Angular momentum algebra, Wigner-Eckart theorem
We use then the latter equation to define the so-called \( 6j \)-symbols
$$
\begin{eqnarray}
\langle (j_a\rightarrow [j_b\rightarrow j_c]J_{bc}) J'M'| ([j_a\rightarrow j_b]J_{ab}\rightarrow j_c) JM\rangle & = & \delta_{JJ'}\delta_{MM'}\sum_{m_am_bm_c}\langle j_am_aj_bm_b|J_{ab}M_{ab}\rangle \langle J_{ab}M_{ab}j_cm_c|JM\rangle \\ \nonumber
& & \times \langle j_bm_bj_cm_c|J_{bc}M_{bc}\rangle \langle j_am_aJ_{bc}M_{bc}|JM\rangle \\ \nonumber
& =&(-1)^{j_a+j_b+j_c+J}\sqrt{(2J_{ab}+1)(2J_{bc}+1)}\left\{\begin{array}{ccc} j_a & j_b& J_{ab} \\ j_c & J & J_{bc} \end{array}\right\} ,
\end{eqnarray}
$$
where the symbol in curly brackets is the \( 6j \) symbol.

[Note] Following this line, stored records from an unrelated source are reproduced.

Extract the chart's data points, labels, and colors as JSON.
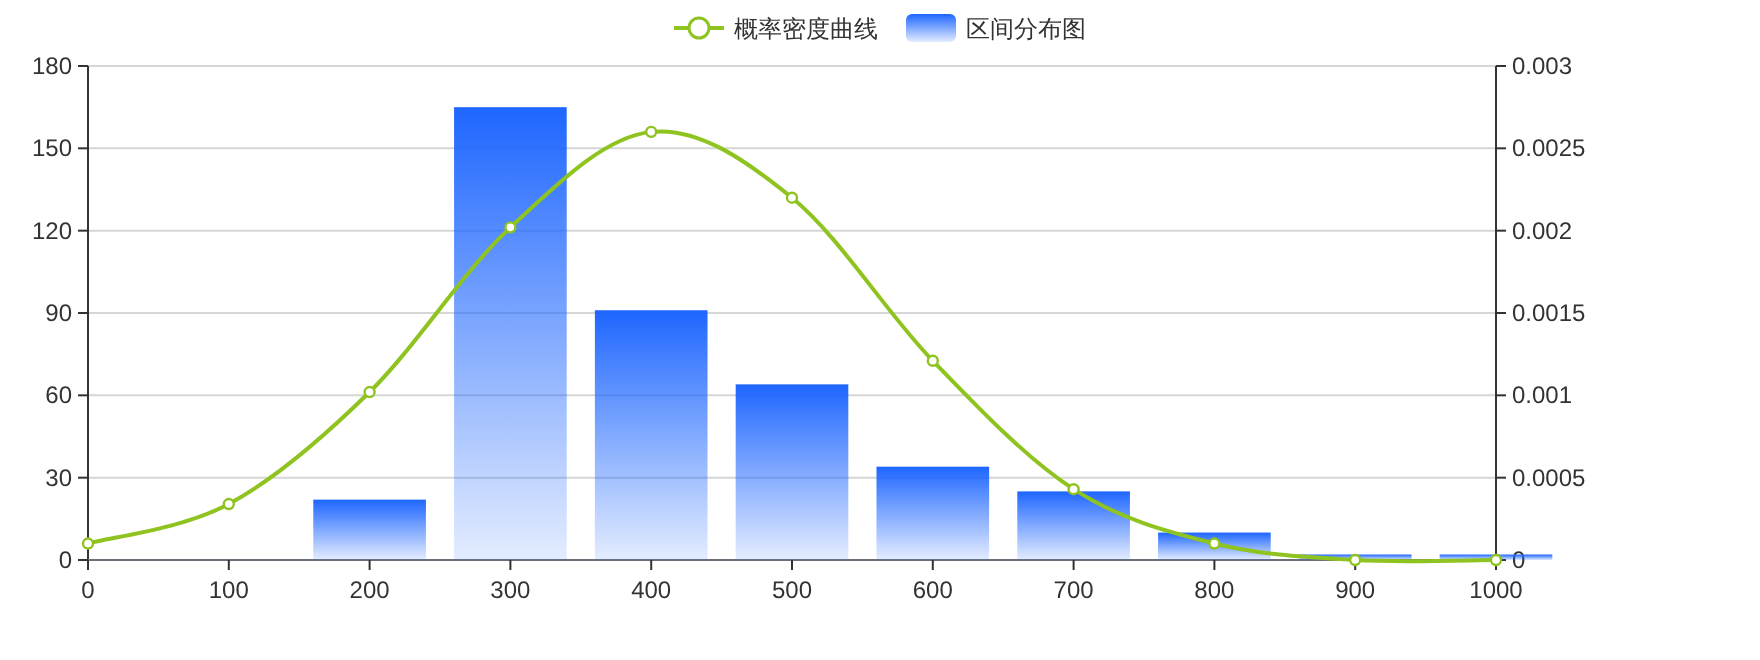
{
  "chart_data": {
    "type": "bar",
    "x": [
      200,
      300,
      400,
      500,
      600,
      700,
      800,
      900,
      1000
    ],
    "series": [
      {
        "name": "概率密度曲线",
        "type": "line",
        "axis": "y2",
        "color": "#8fc31f",
        "marker": "circle",
        "x": [
          0,
          100,
          200,
          300,
          400,
          500,
          600,
          700,
          800,
          900,
          1000
        ],
        "values": [
          0.0001,
          0.00034,
          0.00102,
          0.00202,
          0.0026,
          0.0022,
          0.00121,
          0.00043,
          0.0001,
          0,
          0
        ]
      },
      {
        "name": "区间分布图",
        "color": "#1e66ff",
        "values": [
          22,
          165,
          91,
          64,
          34,
          25,
          10,
          2,
          2
        ]
      }
    ],
    "xlim": [
      0,
      1000
    ],
    "xticks": [
      0,
      100,
      200,
      300,
      400,
      500,
      600,
      700,
      800,
      900,
      1000
    ],
    "ylim": [
      0,
      180
    ],
    "yticks": [
      0,
      30,
      60,
      90,
      120,
      150,
      180
    ],
    "y2lim": [
      0,
      0.003
    ],
    "y2ticks": [
      0,
      0.0005,
      0.001,
      0.0015,
      0.002,
      0.0025,
      0.003
    ],
    "grid": "y",
    "legend": "top"
  }
}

A specific coupling order has to be respected in the symbol, that is, the so-called triangular relations between three angular momenta needs to be respected, that is
$$
\left\{\begin{array}{ccc} x & x& x \\ & & \end{array}\right\}\hspace{0.1cm}\left\{\begin{array}{ccc} & & x \\ x& x & \end{array}\right\}\hspace{0.1cm}\left\{\begin{array}{ccc} & x& \\ x & &x \end{array}\right\}\hspace{0.1cm}\left\{\begin{array}{ccc} x & & \\ & x &x \end{array}\right\}\hspace{0.1cm}
$$